Contact persons: Vincenzo Rizi, Ermanno Pietropaolo, Marco Iarlori

Experiment HERD_DMP: it is an INFN Group II experiment finalized to accomplish a structure a structure for “High Energy cosmic Radiation Detection” (HERD), whose installation is scheduled for 2027 on the China Space Station (CSS), which is aimed to measuring the flow of electrons and photons in the energy range 2 GeV – 100 TeV and charged cosmic rays from 30 GeV to 30 PeV.
Contact person: Noemi Finetti

Dark Matter

Dark matter is one of the most intriguing and still unsolved puzzles of modern cosmology.
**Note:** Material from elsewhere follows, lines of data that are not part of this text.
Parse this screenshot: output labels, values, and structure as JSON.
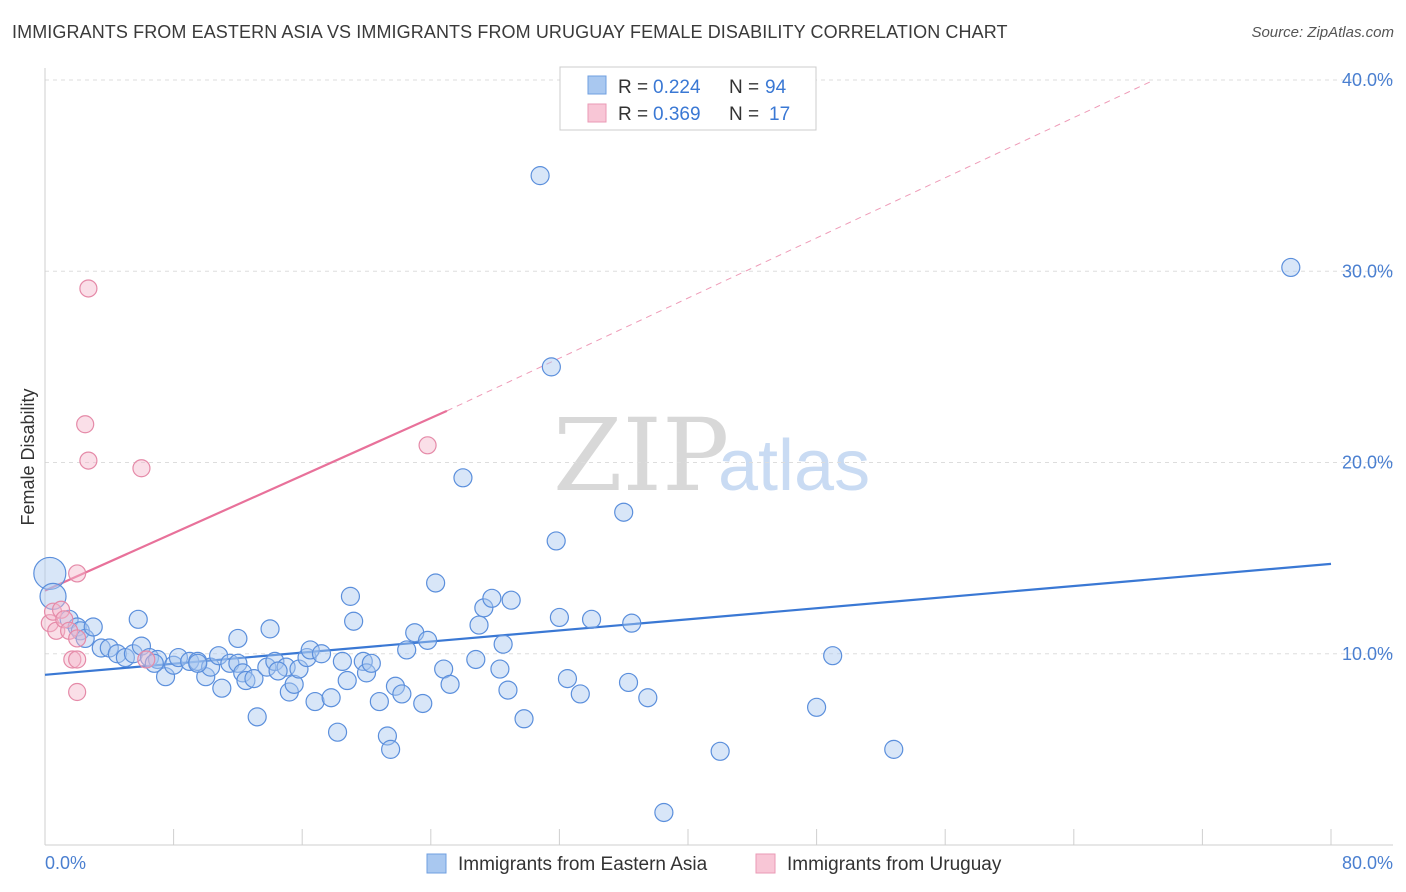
{
  "title": "IMMIGRANTS FROM EASTERN ASIA VS IMMIGRANTS FROM URUGUAY FEMALE DISABILITY CORRELATION CHART",
  "source": "Source: ZipAtlas.com",
  "watermark": {
    "zip": "ZIP",
    "atlas": "atlas"
  },
  "colors": {
    "blue": "#3a78d4",
    "blue_fill": "#a9c8f0",
    "pink": "#e8719a",
    "pink_fill": "#f5b8cc",
    "grid": "#dddddd"
  },
  "legend": {
    "rows": [
      {
        "r_label": "R =",
        "r_value": "0.224",
        "n_label": "N =",
        "n_value": "94"
      },
      {
        "r_label": "R =",
        "r_value": "0.369",
        "n_label": "N =",
        "n_value": "17"
      }
    ]
  },
  "chart_data": {
    "type": "scatter",
    "ylabel": "Female Disability",
    "xlim": [
      0,
      80
    ],
    "ylim": [
      0,
      40
    ],
    "x_tick_labels": [
      "0.0%",
      "80.0%"
    ],
    "y_tick_labels": [
      "10.0%",
      "20.0%",
      "30.0%",
      "40.0%"
    ],
    "y_ticks": [
      10,
      20,
      30,
      40
    ],
    "grid": true,
    "series": [
      {
        "name": "Immigrants from Eastern Asia",
        "color": "#3a78d4",
        "trend": {
          "x": [
            0,
            80
          ],
          "y": [
            8.9,
            14.7
          ]
        },
        "points": [
          [
            0.3,
            14.2
          ],
          [
            0.5,
            13.0
          ],
          [
            1.5,
            11.8
          ],
          [
            2.0,
            11.4
          ],
          [
            2.2,
            11.2
          ],
          [
            2.5,
            10.8
          ],
          [
            3.0,
            11.4
          ],
          [
            3.5,
            10.3
          ],
          [
            4.0,
            10.3
          ],
          [
            4.5,
            10.0
          ],
          [
            5.0,
            9.8
          ],
          [
            5.5,
            10.0
          ],
          [
            6.0,
            10.4
          ],
          [
            5.8,
            11.8
          ],
          [
            6.5,
            9.8
          ],
          [
            7.0,
            9.7
          ],
          [
            7.5,
            8.8
          ],
          [
            8.0,
            9.4
          ],
          [
            8.3,
            9.8
          ],
          [
            9.0,
            9.6
          ],
          [
            9.5,
            9.6
          ],
          [
            10.0,
            8.8
          ],
          [
            10.3,
            9.3
          ],
          [
            10.8,
            9.9
          ],
          [
            11.0,
            8.2
          ],
          [
            11.5,
            9.5
          ],
          [
            12.0,
            9.5
          ],
          [
            12.3,
            9.0
          ],
          [
            12.0,
            10.8
          ],
          [
            12.5,
            8.6
          ],
          [
            13.0,
            8.7
          ],
          [
            13.2,
            6.7
          ],
          [
            13.8,
            9.3
          ],
          [
            14.0,
            11.3
          ],
          [
            14.3,
            9.6
          ],
          [
            15.0,
            9.3
          ],
          [
            15.2,
            8.0
          ],
          [
            15.5,
            8.4
          ],
          [
            15.8,
            9.2
          ],
          [
            16.3,
            9.8
          ],
          [
            16.5,
            10.2
          ],
          [
            16.8,
            7.5
          ],
          [
            17.2,
            10.0
          ],
          [
            17.8,
            7.7
          ],
          [
            18.2,
            5.9
          ],
          [
            18.5,
            9.6
          ],
          [
            18.8,
            8.6
          ],
          [
            19.0,
            13.0
          ],
          [
            19.2,
            11.7
          ],
          [
            19.8,
            9.6
          ],
          [
            20.0,
            9.0
          ],
          [
            20.3,
            9.5
          ],
          [
            20.8,
            7.5
          ],
          [
            21.3,
            5.7
          ],
          [
            21.5,
            5.0
          ],
          [
            21.8,
            8.3
          ],
          [
            22.2,
            7.9
          ],
          [
            22.5,
            10.2
          ],
          [
            23.0,
            11.1
          ],
          [
            23.5,
            7.4
          ],
          [
            23.8,
            10.7
          ],
          [
            24.3,
            13.7
          ],
          [
            24.8,
            9.2
          ],
          [
            25.2,
            8.4
          ],
          [
            26.0,
            19.2
          ],
          [
            26.8,
            9.7
          ],
          [
            27.0,
            11.5
          ],
          [
            27.3,
            12.4
          ],
          [
            27.8,
            12.9
          ],
          [
            28.3,
            9.2
          ],
          [
            28.5,
            10.5
          ],
          [
            28.8,
            8.1
          ],
          [
            29.0,
            12.8
          ],
          [
            29.8,
            6.6
          ],
          [
            30.8,
            35.0
          ],
          [
            31.5,
            25.0
          ],
          [
            31.8,
            15.9
          ],
          [
            32.0,
            11.9
          ],
          [
            32.5,
            8.7
          ],
          [
            33.3,
            7.9
          ],
          [
            34.0,
            11.8
          ],
          [
            36.0,
            17.4
          ],
          [
            36.3,
            8.5
          ],
          [
            36.5,
            11.6
          ],
          [
            37.5,
            7.7
          ],
          [
            38.5,
            1.7
          ],
          [
            42.0,
            4.9
          ],
          [
            48.0,
            7.2
          ],
          [
            49.0,
            9.9
          ],
          [
            52.8,
            5.0
          ],
          [
            77.5,
            30.2
          ],
          [
            9.5,
            9.5
          ],
          [
            14.5,
            9.1
          ],
          [
            6.8,
            9.5
          ]
        ]
      },
      {
        "name": "Immigrants from Uruguay",
        "color": "#e8719a",
        "trend": {
          "x": [
            0,
            25
          ],
          "y": [
            13.3,
            22.7
          ]
        },
        "trend_ext": {
          "x": [
            25,
            69
          ],
          "y": [
            22.7,
            40.0
          ]
        },
        "points": [
          [
            0.3,
            11.6
          ],
          [
            0.5,
            12.2
          ],
          [
            0.7,
            11.2
          ],
          [
            1.0,
            12.3
          ],
          [
            1.2,
            11.8
          ],
          [
            1.5,
            11.2
          ],
          [
            1.7,
            9.7
          ],
          [
            2.0,
            10.8
          ],
          [
            2.0,
            8.0
          ],
          [
            2.0,
            9.7
          ],
          [
            2.0,
            14.2
          ],
          [
            2.5,
            22.0
          ],
          [
            2.7,
            20.1
          ],
          [
            2.7,
            29.1
          ],
          [
            6.0,
            19.7
          ],
          [
            6.3,
            9.7
          ],
          [
            23.8,
            20.9
          ]
        ]
      }
    ]
  }
}
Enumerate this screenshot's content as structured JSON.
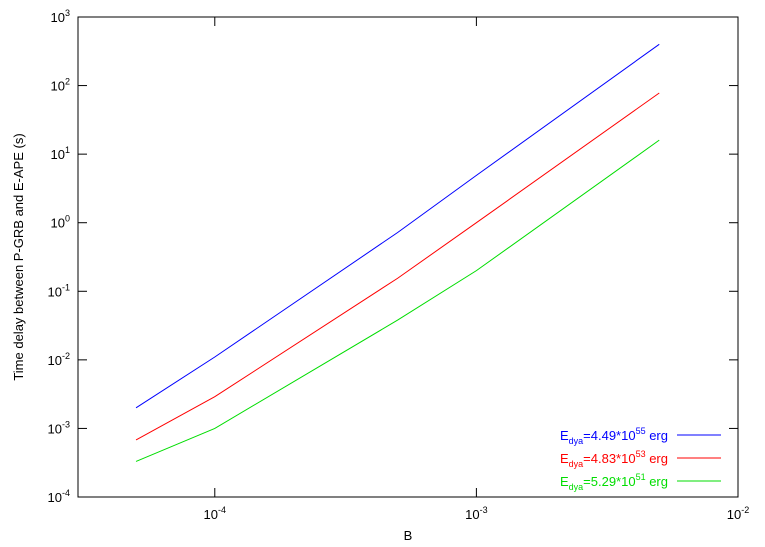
{
  "chart_data": {
    "type": "line",
    "x_label": "B",
    "y_label": "Time delay between P-GRB and E-APE (s)",
    "xscale": "log",
    "yscale": "log",
    "legend": "lower right",
    "x": [
      5e-05,
      0.0001,
      0.0005,
      0.001,
      0.005
    ],
    "series": [
      {
        "name": [
          "E",
          "dya",
          "=4.49*10",
          "55",
          " erg"
        ],
        "color": "#0000ff",
        "values": [
          0.002,
          0.011,
          0.72,
          4.9,
          400
        ]
      },
      {
        "name": [
          "E",
          "dya",
          "=4.83*10",
          "53",
          " erg"
        ],
        "color": "#ff0000",
        "values": [
          0.00068,
          0.0029,
          0.155,
          1.0,
          78
        ]
      },
      {
        "name": [
          "E",
          "dya",
          "=5.29*10",
          "51",
          " erg"
        ],
        "color": "#00dd00",
        "values": [
          0.00033,
          0.001,
          0.038,
          0.2,
          16
        ]
      }
    ],
    "xlim": [
      3e-05,
      0.01
    ],
    "ylim": [
      0.0001,
      1000
    ],
    "xticks": [
      {
        "value": 0.0001,
        "label": "10",
        "exp": "-4"
      },
      {
        "value": 0.001,
        "label": "10",
        "exp": "-3"
      },
      {
        "value": 0.01,
        "label": "10",
        "exp": "-2"
      }
    ],
    "yticks": [
      {
        "value": 0.0001,
        "label": "10",
        "exp": "-4"
      },
      {
        "value": 0.001,
        "label": "10",
        "exp": "-3"
      },
      {
        "value": 0.01,
        "label": "10",
        "exp": "-2"
      },
      {
        "value": 0.1,
        "label": "10",
        "exp": "-1"
      },
      {
        "value": 1,
        "label": "10",
        "exp": "0"
      },
      {
        "value": 10,
        "label": "10",
        "exp": "1"
      },
      {
        "value": 100,
        "label": "10",
        "exp": "2"
      },
      {
        "value": 1000,
        "label": "10",
        "exp": "3"
      }
    ]
  }
}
Unlike the familiar matter that we observe and interact with every day, dark matter does not emit, absorb, or reflect light. Its existence is inferred from various observations and measurements at different scales. The most compelling evidence comes from the study of galaxy rotation curves, the motion of galaxy clusters, and the fluctuations in cosmic microwave background radiation. These observations consistently reveal that the gravitational forces arising from visible matter alone are insufficient to explain the observed dynamics and gravitational effects in the Universe.

The XENONnT experiment

The XENONnT experiment is a cutting-edge scientific endeavor aimed at solving the dark matter puzzle. It is a direct detection experiment carried out under 1400 m of rock, at the INFN Laboratori Nazionali del Gran Sasso in Italy, a few kilometers from our department. XENONnT was realized by a collaboration of scientists from more than 25 institutions worldwide.
The worldwide XENON collaboration. Image credit: the XENON Collaboration
The experiment employs a dual-phase time-projection chamber (TPC) filled with ultra-pure liquid xenon as the target material. The TPC is designed to detect the faint signals produced when dark matter particles, hypothesized as weakly interacting massive particles (WIMPs), interact with the xenon nuclei. By carefully monitoring the TPC signals, we can distinguish the interactions caused by known background sources, such as cosmic rays and radioactive decays, from potential dark matter signals. The aim is to identify any excesses or distinct patterns in the data that cannot be accounted for by the known sources.
Dual-phase TPC working principles. Image credit: the XENON Collaboration
Phases of the XENONnT TPC construction at LNGS. Image credit: XENON Collaboration
By continuously collecting and analyzing data from the XENONnT experiment, we aim at gaining deeper insights into the nature and properties of dark matter particles. The results obtained from our experiment will contribute to our understanding of the fundamental structure of the universe, potentially shedding light on the elusive properties of dark matter and its role in the cosmos. In addition to the search for WIMPs many other important physics channels can be explored by XENON and the successor detector DARWIN. Here the different science channels for XENON and DARWIN detectors are shown.
Different science channels for XENON and DARWIN detectors. Image credit: R. Lang

The XENON group at UnivAq

The XENON group at DSFC – UnivAq is quite active and dynamic and works in collaboration with the researchers of the Gran Sasso laboratory. We are involved in different tasks of the experiment:

• Monte Carlo simulations and data analysis
• TPC detector
• Xenon Purification System
• Muon Veto
• Slow-control

and have various responsibilities both in the detector and infrastructure operations and maintenance (Technical Manager (TC), Run Coordinator (RC)).
We have also a variety of R&D projects ongoing, all aiming at detector technology improvements in view of the next generation xenon based dark matter experiment, DARWIN.